Isagoge: Chapter 14 — Of Community and Difference of Accident and Difference

Accident and difference, compare and contrast:

To difference and accident it is common to be predicated of many things, but it is common (to the former) with inseparable accidents to be present always and with every one, for biped is always present to man, and likewise blackness to all crows. Still they differ in that difference indeed comprehends but is not comprehended by species; for rational comprehends divinity and man, but accidents after a certain manner comprehend from their being in many things, yet in a certain manner are comprehended from the subjects not being the recipients of one accident, but of many. Besides, difference indeed does not admit of intension and remission, but accidents accept the more and less; moreover contrary differences cannot be mingled, but contrary accidents may sometimes be mingled. So many then are the points common and peculiar to difference and the others.

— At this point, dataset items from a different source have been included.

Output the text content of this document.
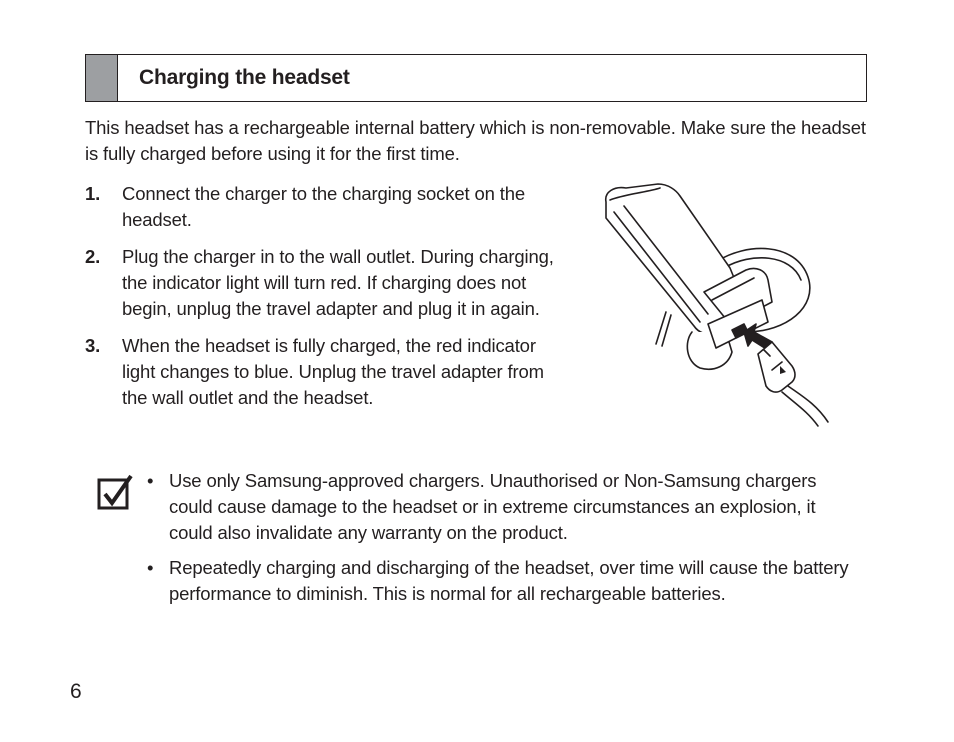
Charging the headset
This headset has a rechargeable internal battery which is non-removable. Make sure the headset is fully charged before using it for the first time.
1. Connect the charger to the charging socket on the headset.
2. Plug the charger in to the wall outlet. During charging, the indicator light will turn red. If charging does not begin, unplug the travel adapter and plug it in again.
3. When the headset is fully charged, the red indicator light changes to blue. Unplug the travel adapter from the wall outlet and the headset.
• Use only Samsung-approved chargers. Unauthorised or Non-Samsung chargers could cause damage to the headset or in extreme circumstances an explosion, it could also invalidate any warranty on the product.
• Repeatedly charging and discharging of the headset, over time will cause the battery performance to diminish. This is normal for all rechargeable batteries.
6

What it comes down to is, the difference has a special relationship to the species of which it is the difference, and to any sub-species of that species, whereas accidents do not, generally speaking. Further, the difference is an all-or-nothing kind of thing; a thing has it or doesn’t, either the thing is this kind of thing or it isn’t. Accidents can generally come and go, and can be had to a greater or lesser degree, and can be commingled: a crow that is spattered with white paint is both black and white at the same time, and an albino crow (if such things exist) is white and not black, but remains a crow.

(Only three more chapters to go, and we can get back to St. Thomas!)